No doubt many of them survived the downfall of Tippu and I should have been proud to hear that the Company had done something for those brave unfortunate men, and particularly so as all their miseries originated from an English general. The prison from whence the Malabar Christians were brought to have their noses and ears cut off for refusing their daughters when Tippu demanded them for his seraglio was a horrid dismal hole which we named the Bull, as there was an image, considerably larger than life, of that animal on that building, which was originally designed for a Hindoo place of worship, but by Tippu converted into a dungeon. This prison we frequently passed and expected sooner or later to occupy some part of it. Very few who were so unfortunate to be confined here, escaped with less punishment than the loss of their nose and ears. The Chambars by whom the operation was performed are held in abhorrence by the Mahomedans, and, on that account they were consigned to this office; and such was their brutality that they frequently cut, (or sawed rather), the upper lip off with the nose leaving the poor unfortunate wretch a pitiable object, to spin out a most miserable existence, being always sent to Tippu's arsenals to hard labour on a scanty allowance.
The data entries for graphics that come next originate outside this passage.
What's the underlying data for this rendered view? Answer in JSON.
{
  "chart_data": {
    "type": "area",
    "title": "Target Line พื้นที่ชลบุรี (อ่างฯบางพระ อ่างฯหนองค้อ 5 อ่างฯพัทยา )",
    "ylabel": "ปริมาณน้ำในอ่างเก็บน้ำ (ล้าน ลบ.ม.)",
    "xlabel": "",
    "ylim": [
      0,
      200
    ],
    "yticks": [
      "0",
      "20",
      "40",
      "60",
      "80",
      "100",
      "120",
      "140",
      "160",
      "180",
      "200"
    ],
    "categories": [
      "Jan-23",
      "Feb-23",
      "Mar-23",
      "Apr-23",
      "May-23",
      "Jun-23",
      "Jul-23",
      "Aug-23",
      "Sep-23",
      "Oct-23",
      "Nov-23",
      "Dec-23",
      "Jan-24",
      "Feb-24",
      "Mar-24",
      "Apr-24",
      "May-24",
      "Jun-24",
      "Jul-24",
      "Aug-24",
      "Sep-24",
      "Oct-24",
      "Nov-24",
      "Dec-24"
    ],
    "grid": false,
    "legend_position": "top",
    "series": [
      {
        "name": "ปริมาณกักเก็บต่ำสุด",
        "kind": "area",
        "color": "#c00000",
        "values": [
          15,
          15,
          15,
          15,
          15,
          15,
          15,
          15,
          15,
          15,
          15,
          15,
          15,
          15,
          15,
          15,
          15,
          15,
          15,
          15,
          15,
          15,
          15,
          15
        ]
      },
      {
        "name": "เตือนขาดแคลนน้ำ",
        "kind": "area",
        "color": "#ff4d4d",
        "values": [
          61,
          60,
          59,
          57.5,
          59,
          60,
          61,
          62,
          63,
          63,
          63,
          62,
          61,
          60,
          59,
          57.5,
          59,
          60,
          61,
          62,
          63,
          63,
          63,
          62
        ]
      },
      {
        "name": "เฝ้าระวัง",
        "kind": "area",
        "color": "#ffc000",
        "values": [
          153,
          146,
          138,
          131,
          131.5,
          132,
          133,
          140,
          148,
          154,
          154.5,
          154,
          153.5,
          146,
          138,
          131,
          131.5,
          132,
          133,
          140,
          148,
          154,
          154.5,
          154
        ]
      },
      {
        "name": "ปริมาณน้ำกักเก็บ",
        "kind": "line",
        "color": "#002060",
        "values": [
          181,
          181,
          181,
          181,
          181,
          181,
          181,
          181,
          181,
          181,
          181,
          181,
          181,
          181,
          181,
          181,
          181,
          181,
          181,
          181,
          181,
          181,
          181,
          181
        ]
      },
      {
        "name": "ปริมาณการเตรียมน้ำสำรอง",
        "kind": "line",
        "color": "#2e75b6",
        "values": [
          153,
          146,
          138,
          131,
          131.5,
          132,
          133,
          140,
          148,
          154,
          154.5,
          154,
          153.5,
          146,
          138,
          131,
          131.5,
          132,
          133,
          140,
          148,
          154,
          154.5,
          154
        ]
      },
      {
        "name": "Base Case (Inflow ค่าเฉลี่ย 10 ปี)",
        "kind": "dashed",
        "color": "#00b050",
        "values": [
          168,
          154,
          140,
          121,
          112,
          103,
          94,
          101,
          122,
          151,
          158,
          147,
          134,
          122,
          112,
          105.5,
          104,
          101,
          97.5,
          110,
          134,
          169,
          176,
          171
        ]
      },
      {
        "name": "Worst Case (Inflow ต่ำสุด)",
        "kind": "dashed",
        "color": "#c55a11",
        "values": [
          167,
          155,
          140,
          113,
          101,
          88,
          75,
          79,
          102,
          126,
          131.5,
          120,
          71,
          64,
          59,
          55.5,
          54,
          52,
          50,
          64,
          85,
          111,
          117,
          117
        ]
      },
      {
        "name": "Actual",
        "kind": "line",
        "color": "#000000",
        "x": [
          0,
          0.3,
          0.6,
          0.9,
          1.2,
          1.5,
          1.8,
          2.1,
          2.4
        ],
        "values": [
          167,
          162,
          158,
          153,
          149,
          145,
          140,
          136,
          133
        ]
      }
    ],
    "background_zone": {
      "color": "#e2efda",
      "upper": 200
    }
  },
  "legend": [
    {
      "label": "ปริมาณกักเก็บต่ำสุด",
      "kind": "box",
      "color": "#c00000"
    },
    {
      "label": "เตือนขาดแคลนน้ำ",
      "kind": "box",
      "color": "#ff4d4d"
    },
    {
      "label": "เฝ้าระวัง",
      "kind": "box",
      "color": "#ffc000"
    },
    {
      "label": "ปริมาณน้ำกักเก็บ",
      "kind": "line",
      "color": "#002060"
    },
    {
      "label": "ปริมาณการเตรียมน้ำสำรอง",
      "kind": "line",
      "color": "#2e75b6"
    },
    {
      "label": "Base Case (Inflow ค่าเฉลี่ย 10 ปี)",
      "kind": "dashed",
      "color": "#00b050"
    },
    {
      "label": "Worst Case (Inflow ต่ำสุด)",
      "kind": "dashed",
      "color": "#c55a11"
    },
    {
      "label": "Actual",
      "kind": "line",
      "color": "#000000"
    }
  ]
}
==Musings of Scurry about Tipu and his reign ==

Scurry noted the esteem in which Tipu was held in Britain, though he condemned the methods of cruelties that he unleashed on his subjects and prisoners of war:

Since our arrival in England, we have ofttimes heard him extolled for a brave prince; but those who have thus stated, we presume, know little of hira. That he was a coward, we could easily demonstrate, and that he was a tyrant, equal, if not superior, to a Domitian, a Caligula, a Nero, or even Nabis the tyrant of Sparta, is a fact of which we had ocular demonstration. For vigorously defending his country against any power on earth, I give him credit, and for using every exertion in expelling all its invaders; but this should have been done without those unheard-of cruelities, which were interwoven in his very nature;—but he is gone, and I proceed.

Scurry also contrasted the practises of Tipu with those of the European powers and his reputation among Europeans in India who knew him:

It is not among the customs of European nations to war with the dead, otherwise the remains of such a tyrant, whose peculiar aversion towards, and inveterate cruelty exercised on, the English, whenever they were so unfortunate as to become subject to his tyranny, might have been treated with indignity. The rooted and barbarous antipathy which he manifested against his prisoners in a former war, seems to have accompanied him to the last. About twenty unhappy stragglers from our army had fallen into his hands in the course of our march, among whom was a little drummer-boy of the Scotch brigade; all these he ordered to be put to death. Even his small motley band of French auxiliaries, execrate his memory as a most cruel tyrant, and represent, with bitter imprecations, the ignominy and hardships to which he subjected them.